A Proof of Series of A Product of Fourier Coefficients Converges Absolutely

Question

I am reading Rudin's RCA. In the section 4.26, Rudin says the Parseval theorem asserts $$\sum_{n=-\infty}^{\infty} \hat{f}(n)\overline{\hat{g}(n)}=\frac{1}{2\pi}\int_{-\pi}^{\pi}f(t)\overline{g(t)}dt$$ for all $f, g\in L^2(T)$.
Then Rudin says that the series on the left side of above equality converges absolutely.
How to justify this?

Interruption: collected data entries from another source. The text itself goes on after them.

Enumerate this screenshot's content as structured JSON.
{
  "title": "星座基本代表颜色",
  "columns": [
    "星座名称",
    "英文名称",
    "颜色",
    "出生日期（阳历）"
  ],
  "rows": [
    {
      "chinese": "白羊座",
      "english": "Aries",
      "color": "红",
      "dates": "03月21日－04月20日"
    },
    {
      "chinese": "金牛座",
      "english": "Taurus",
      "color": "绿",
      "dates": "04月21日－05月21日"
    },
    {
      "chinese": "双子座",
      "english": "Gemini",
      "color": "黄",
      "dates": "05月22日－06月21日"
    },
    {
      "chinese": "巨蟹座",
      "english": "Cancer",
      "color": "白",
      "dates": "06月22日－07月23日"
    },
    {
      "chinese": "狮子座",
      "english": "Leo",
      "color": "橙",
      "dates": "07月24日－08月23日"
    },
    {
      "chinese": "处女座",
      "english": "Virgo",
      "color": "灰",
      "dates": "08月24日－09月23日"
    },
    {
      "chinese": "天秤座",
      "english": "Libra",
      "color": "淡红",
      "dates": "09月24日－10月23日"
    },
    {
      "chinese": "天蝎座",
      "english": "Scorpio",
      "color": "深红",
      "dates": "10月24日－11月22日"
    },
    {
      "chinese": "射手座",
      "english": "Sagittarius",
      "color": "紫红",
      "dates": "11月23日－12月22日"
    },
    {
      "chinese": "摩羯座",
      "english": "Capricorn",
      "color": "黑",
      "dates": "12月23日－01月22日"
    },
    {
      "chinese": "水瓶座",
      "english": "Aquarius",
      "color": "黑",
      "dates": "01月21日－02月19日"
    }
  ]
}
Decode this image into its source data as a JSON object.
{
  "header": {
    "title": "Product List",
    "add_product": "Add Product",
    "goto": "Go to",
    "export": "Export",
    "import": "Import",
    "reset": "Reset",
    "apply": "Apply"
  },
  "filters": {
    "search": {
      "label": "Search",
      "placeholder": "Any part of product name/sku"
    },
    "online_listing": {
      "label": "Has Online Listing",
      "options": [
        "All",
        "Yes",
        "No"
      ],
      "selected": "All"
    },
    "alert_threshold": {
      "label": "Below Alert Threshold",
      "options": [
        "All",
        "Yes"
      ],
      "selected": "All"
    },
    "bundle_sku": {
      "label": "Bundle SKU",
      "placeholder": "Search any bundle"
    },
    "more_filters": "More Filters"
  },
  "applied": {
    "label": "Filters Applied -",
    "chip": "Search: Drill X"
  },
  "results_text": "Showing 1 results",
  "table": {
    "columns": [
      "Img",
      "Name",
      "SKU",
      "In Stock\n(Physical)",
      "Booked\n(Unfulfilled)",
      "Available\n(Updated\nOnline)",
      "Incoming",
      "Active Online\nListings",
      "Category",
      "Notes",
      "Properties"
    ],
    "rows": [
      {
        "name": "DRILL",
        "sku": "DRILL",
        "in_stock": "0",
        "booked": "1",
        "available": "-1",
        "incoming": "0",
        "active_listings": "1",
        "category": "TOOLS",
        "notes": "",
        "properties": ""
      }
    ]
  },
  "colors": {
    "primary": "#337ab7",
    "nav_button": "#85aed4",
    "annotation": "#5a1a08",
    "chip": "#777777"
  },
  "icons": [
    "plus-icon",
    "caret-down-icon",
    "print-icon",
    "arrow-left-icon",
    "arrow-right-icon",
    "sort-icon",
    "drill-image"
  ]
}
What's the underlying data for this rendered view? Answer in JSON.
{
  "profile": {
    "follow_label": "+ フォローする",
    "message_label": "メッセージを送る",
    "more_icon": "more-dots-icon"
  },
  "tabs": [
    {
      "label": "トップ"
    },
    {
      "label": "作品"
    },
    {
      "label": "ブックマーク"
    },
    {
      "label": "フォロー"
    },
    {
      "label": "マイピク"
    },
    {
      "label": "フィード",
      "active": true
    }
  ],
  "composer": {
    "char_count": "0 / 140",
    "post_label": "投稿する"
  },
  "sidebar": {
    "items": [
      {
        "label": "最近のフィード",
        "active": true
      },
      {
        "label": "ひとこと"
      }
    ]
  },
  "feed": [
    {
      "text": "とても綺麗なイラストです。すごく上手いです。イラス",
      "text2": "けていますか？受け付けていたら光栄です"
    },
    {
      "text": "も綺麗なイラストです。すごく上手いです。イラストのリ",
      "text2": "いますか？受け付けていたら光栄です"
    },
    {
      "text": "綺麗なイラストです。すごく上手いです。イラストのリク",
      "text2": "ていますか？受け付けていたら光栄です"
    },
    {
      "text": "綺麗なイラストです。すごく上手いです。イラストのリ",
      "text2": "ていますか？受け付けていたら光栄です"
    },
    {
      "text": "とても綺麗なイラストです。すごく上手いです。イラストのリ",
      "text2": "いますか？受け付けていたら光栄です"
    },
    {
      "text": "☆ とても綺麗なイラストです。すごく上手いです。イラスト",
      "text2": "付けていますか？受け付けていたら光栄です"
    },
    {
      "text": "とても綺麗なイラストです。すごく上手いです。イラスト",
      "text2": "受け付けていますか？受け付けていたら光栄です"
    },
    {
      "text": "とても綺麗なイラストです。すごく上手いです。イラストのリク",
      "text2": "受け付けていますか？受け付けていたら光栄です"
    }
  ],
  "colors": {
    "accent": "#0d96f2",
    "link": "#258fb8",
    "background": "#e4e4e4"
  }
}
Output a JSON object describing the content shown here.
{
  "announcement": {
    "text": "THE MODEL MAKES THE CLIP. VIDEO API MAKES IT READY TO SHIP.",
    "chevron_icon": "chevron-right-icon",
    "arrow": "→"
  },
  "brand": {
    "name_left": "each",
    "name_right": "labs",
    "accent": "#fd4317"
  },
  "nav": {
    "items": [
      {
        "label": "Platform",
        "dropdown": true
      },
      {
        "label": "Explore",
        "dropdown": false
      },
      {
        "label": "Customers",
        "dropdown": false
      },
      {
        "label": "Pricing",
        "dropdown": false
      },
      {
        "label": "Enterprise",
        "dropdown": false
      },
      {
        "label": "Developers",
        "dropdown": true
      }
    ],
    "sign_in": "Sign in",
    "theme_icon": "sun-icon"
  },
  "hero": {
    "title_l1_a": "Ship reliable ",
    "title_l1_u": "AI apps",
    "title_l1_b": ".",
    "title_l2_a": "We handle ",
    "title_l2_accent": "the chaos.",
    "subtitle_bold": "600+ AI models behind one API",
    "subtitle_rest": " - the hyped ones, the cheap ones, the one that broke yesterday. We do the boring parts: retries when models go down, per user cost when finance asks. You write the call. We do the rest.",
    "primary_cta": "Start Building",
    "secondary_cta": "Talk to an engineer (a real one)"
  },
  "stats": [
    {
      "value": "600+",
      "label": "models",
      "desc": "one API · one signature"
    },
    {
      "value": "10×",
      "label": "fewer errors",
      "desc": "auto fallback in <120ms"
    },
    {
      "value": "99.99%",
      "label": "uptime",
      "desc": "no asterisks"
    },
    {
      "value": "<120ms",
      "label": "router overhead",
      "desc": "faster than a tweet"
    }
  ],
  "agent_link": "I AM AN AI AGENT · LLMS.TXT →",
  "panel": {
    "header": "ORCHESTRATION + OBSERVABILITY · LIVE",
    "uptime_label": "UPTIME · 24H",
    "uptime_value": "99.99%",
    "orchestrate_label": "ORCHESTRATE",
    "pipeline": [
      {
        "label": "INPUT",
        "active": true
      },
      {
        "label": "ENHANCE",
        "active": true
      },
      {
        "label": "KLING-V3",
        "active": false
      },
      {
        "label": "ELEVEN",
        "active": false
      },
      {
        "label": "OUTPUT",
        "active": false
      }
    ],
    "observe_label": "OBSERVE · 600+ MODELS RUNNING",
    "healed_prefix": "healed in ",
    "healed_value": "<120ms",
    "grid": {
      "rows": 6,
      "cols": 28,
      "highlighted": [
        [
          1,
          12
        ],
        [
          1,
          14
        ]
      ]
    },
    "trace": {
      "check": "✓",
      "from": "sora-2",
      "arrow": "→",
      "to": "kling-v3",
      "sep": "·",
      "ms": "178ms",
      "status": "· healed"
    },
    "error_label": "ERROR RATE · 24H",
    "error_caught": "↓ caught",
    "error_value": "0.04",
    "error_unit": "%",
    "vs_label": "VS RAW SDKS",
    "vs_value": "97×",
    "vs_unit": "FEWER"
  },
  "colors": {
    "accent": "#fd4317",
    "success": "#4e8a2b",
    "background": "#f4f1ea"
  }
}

If the case that $f=g$ holds, clearly the series converges absolutely.

Answer 1

Recall that $\ell^2$ is a Hilbert space, with inner product $\langle \hat{f}(n),\hat{g}(n)\rangle=\sum_n\hat{f}(n)\overline{\hat{g}(n)}.$ Using the Cauchy-Schwarz inequality, $$ \sum_n\left|\hat{f}(n)\overline{\hat{g}(n)}\right|=\langle |\hat{f}(n)|,|\hat{g}(n)|\rangle\leq\left(\sum\limits_n|\hat{f}(n)|^2\right)^{1/2}\left(\sum\limits_n|\hat{g}(n)|^2\right)^{1/2}<\infty,$$ since $f$ and $g$ are in $L^2(\mathbb{T}),$ so the sums of their Fourier series coefficients converge in $\ell_2.$